Transonic ultrasound dilution technology revolutionized comprehensive vascular access patency management by enabling routine surveillance to detect decreasing access flows that foreshadow access thrombosis failure. However, the value of surveillance continues to be scrutinized. In assessing the value of surveillance one must not consider surveillance alone, but in the context of the three factors that influence surveillance outcomes. They are:
- Accuracy of the technology used for routine surveillance;
- The guidelines used for referring a patient for an intervention (percutaneous transluminal angiography, PTA);
- The outcomes of PTA.
First, consider the accuracy of the technology used for routine surveillance. Indicator dilution measurements with the Transonic Hemodialysis Monitor are the recognized Gold Standard for vascular access measurements. Its accuracy and reproducibility are proven and unequalled.1-3
“Ultrasound dilution (Krivitski Method): Very high reproducibility and the negligible impact of changes in blood flow on the accuracy of vascular access flow measurement justifies its current status as the reference method for vascular access flow evaluation.”
Only thermodilution (BTM, Fresenius) is considered comparable 1,2
Second, it is critical not to rely on one single measurement to determine if a patient should be referred to PTA but to follow established surveillance guidelines to diagnose the onset of stenosis.
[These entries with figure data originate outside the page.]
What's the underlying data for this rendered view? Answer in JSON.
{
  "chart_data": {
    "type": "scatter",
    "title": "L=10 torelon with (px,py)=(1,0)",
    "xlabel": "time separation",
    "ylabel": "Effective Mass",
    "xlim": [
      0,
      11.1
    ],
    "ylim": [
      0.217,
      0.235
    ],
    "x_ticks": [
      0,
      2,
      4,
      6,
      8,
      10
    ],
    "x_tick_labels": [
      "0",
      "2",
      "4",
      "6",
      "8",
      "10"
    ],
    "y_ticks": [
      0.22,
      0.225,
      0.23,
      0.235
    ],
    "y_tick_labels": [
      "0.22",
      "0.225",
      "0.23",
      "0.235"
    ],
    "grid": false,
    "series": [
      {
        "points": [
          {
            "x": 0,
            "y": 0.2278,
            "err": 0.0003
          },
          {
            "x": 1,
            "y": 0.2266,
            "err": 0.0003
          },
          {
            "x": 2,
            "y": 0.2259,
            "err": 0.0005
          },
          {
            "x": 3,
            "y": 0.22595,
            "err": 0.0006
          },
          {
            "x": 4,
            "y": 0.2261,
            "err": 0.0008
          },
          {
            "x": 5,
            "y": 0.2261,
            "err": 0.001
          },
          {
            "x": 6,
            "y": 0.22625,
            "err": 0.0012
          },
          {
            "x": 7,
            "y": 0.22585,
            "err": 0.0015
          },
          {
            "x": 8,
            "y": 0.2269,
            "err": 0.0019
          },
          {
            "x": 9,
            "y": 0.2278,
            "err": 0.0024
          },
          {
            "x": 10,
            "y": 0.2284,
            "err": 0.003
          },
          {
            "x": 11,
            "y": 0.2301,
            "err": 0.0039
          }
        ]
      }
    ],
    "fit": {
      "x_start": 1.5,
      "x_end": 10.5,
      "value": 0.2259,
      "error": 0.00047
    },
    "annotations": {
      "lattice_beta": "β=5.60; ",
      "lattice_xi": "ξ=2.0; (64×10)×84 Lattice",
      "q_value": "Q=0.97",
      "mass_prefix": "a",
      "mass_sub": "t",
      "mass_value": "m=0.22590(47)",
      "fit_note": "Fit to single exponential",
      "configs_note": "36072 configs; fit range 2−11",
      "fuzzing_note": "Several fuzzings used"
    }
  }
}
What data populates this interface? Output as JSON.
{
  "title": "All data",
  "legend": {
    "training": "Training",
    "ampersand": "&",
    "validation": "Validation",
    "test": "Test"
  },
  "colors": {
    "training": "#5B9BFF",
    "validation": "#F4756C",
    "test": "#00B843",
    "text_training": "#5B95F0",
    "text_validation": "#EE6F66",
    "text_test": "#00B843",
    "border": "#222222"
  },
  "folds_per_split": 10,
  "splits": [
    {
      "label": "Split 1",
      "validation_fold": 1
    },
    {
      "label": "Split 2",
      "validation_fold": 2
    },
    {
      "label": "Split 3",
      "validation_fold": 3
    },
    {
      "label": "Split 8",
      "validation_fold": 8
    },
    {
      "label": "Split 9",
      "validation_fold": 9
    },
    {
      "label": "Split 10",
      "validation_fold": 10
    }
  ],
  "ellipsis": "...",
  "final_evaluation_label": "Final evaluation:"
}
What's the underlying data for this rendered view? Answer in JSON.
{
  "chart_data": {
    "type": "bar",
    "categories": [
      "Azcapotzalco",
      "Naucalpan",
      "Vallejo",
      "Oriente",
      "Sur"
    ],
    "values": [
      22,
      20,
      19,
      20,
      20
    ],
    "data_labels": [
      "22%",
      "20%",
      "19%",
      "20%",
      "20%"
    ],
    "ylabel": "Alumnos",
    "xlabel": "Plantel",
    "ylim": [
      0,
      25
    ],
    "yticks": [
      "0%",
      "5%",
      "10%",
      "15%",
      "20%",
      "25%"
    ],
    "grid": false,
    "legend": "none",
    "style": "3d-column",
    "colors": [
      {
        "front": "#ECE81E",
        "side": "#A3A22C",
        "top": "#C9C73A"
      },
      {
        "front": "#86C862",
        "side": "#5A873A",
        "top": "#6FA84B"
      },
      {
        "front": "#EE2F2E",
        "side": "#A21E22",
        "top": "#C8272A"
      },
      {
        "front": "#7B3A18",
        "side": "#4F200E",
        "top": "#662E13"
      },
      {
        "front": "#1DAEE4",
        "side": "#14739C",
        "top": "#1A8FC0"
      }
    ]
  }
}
KDOQI Guidelines suggest that for native fistulas, the threshold for the critical flow threshold is >500 mL/min. 4 European Guidelines set the flow threshold of >300 mL/min in forearm fistulas as an indication for preemptive intervention.5 For vascular access prosthetic grafts, both KDOQI and European Guidelines set the Critical Flow Threshold at >600 mL/min or access flow of less than 1000 mL/min if flow drops 25% (European Guidelines: 20%) or more over four months.
Finally, positive outcomes for extending a fistula or graft’s life depends on successful PTA. Surveillance only identifies a potential problem. It must be coupled with a successful intervention for ultimate patency success. A 2003 study by Tessitore5 evaluated the effect of PTA on functioning fistula survival. Sixty-two stenotic, functioning AVF patients were enrolled: 30 were allocated to control and 32 to PTA. Analysis showed that PTA improved AVF functional failure-free survival rates with a fourfold increase in median survival and a 2.87-fold decrease in risk of failure. PTA induced an increase in access blood flow rate by 323 (236 to 445) ml/min suggesting that improved AVF survival is the result of increased flow. The conclusion was,
“That prophylactic PTA of stenosis in functioning forearm fistulas improves access survival and decreases access-related morbidity, thus supporting the usefulness of preventive correction of stenosis before the development of access dysfunction. It also strongly supports surveillance program for early detection of stenosis.”
In summary, the value of surveillance must be judged only in accordance with the the three factors listed above that influence its outcomes.